Голосок у Марыся был тоненький и, по выражению бабки, «умильный». Он выговаривал слова очень старательно, слегка заикаясь на каждом слоге.



Дед наконец улыбнулся ему и протянул руку. Но Марысь не двинулся с места.

— Ты был в Лилле?

Марысь родился во Франции около города Лилля, и каждый город для него был «Лилль».

— Нет, — отвечал дед, знавший, что на языке Марыся «Лилль» означает соседнее местечко. — Я к нашему ксендзу ходил, туда, где школа.

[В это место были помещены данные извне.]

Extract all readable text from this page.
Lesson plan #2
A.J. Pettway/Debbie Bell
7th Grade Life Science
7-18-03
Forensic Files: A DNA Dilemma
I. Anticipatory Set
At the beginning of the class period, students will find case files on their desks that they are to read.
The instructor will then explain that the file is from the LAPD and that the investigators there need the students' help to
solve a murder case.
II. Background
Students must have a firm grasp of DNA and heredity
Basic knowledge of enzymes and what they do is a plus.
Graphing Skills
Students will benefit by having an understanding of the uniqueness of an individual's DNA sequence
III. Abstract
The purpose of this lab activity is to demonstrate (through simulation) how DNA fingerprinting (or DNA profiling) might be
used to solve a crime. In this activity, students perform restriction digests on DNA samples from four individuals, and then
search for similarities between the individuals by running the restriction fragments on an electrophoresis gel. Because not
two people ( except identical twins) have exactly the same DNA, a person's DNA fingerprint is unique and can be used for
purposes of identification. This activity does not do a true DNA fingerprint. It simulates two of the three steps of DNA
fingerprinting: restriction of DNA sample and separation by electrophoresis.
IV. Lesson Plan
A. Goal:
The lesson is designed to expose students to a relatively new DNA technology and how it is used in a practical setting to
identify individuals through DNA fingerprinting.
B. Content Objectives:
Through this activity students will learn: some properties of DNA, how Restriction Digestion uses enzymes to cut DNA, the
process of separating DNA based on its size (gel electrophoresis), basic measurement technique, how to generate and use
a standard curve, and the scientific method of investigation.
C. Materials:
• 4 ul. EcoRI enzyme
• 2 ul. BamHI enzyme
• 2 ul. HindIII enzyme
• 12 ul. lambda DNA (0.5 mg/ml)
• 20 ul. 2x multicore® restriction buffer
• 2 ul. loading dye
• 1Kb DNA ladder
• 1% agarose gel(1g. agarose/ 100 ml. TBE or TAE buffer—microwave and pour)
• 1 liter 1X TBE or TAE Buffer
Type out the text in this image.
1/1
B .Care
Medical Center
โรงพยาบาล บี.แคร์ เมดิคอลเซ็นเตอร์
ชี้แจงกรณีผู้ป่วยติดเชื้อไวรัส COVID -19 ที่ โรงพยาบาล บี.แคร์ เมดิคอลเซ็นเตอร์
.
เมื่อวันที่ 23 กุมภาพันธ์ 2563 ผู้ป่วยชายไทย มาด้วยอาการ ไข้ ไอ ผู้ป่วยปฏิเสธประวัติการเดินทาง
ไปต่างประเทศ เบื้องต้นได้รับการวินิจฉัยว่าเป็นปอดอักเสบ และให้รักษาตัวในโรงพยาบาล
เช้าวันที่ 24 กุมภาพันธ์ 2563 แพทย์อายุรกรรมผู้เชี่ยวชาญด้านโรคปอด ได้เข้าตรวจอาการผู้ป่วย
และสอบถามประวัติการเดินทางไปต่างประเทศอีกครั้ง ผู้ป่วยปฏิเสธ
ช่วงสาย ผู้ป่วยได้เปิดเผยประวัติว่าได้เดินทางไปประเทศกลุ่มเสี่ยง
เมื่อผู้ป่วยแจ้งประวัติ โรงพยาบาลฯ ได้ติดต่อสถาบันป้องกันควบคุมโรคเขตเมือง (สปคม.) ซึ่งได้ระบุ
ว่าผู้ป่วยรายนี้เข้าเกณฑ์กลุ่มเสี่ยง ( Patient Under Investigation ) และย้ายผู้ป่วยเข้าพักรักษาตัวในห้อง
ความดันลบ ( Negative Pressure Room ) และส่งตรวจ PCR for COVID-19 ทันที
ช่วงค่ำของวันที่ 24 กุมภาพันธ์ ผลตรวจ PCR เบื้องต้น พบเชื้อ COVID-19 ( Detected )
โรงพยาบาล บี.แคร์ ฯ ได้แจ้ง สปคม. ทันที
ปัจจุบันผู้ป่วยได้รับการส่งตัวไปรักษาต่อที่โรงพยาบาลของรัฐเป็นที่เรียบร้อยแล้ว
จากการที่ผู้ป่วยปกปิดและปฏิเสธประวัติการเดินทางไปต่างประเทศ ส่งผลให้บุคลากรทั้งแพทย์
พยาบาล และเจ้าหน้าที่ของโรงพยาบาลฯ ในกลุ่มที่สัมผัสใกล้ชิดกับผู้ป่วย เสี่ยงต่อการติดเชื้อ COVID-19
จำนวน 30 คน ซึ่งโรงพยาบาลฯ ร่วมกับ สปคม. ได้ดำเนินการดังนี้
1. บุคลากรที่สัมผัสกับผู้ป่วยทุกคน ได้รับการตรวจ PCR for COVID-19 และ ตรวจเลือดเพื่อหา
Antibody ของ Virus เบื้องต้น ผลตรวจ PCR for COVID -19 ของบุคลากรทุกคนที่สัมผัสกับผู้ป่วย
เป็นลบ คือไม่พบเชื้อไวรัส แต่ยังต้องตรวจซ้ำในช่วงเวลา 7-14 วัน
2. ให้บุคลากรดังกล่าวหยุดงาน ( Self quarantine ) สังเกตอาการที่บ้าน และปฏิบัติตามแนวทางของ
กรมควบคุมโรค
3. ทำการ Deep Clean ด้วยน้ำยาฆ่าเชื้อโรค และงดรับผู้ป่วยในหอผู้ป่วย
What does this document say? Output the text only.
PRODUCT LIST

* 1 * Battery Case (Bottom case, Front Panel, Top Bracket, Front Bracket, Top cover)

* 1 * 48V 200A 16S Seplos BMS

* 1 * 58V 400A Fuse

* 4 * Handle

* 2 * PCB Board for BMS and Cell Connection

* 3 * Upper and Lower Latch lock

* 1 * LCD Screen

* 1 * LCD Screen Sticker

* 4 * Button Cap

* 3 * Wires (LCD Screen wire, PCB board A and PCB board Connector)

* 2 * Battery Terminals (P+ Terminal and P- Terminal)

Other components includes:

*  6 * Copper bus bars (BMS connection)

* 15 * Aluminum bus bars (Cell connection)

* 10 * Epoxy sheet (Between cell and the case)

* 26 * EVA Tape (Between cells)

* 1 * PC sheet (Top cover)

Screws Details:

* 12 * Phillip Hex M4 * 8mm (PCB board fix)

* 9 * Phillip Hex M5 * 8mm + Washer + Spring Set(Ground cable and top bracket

— А когда же я пойду в школу?

На этот вопрос дед уже не ответил, да Марысь и не ждал ответа. Они мирно сидели друг против друга и молчали. Марысь время от времени глубоко вздыхал, глядя своими ясными глазами уже не на деда, а на печь. Бивший из нее жар разморил его. И, свесив набок кудрявую головку, Марысь тоже впал в задумчивость.

Вошел Ярогнев. Старик посмотрел на старшего внука, и вдруг что-то дрогнуло у него внутри. Стройный, хорошо сложенный мальчик казался старше своих лет. Жест, которым Ярогнев, повернувшись осторожно, но быстро, закрыл за собой дверь, сразу остро напомнил Францишеку гиляровского пана. Он даже рот разинул, так потрясло его это сходство. «Да ну, что это мне в голову лезет? — подумал он. — Как это может быть?»

Между тем Ярогнев снял теплую куртку, повесил ее на гвоздь в углу между окном и стеной и сел за стол. Достав из ящика какую-то книжку, он принялся за чтение. Старик успел уже овладеть собой.

— Что это ты читаешь? — спросил он.

— Учусь, — ответил Ярогнев и как-то странно посмотрел на деда. Во взгляде его были презрение и гнев, его раздражал старый мельник. Глаза у Ярогнева были такие же светлые и прозрачные, как у Марыся, но холодные, с зеленоватым оттенком.

— А чему учишься?

— Немецкому. Теперь надо поскорее научиться по-немецки. Учительница так велела.

— А польскому вас не учат?

— На что мне это? Польский больше не нужен. Немцы поляков побили.

— Ну, еще не известно, как будет, — сказал Францишек с некоторым замешательством. Это смущение мешало ему одернуть внука. Он поглядывал то на Марыся, то в угол, чтобы не видеть язвительной усмешки Ярогнева. Мальчишка ничего ему не ответил. Он сидел за книгой, но не читал, а упорно смотрел на деда. Тот наконец не выдержал.

— Ты зачем с немцами водишься? — промолвил он с неожиданной суровостью и, встав, подошел к столу, за которым сидел Ярогнев. Ярогнев отодвинулся в угол и со страхом и гневом уставился на деда. Что-то строптивое и жестокое таилось в складке его узких растянутых губ. Но он не проронил ни слова. — Будешь с немцами якшаться, так я тебе задам! — продолжал старый Дурчок, хотя тон его стал неувереннее, когда он увидел выражение глаз внука. — Ты поляк и обязан это помнить. А что твоя мать вышла за какого-то Шульца — это ничего не значит. Ты наш — и баста!

Тяжело ступая, Францишек отошел от стола и после минутной нерешимости надел шапку и ушел на мельницу. А Ярогнев пожал плечами и снова взялся за книгу.

3

Фолькслисте — списки лиц немецкого происхождения, которые составляли немцы на оккупированной территории.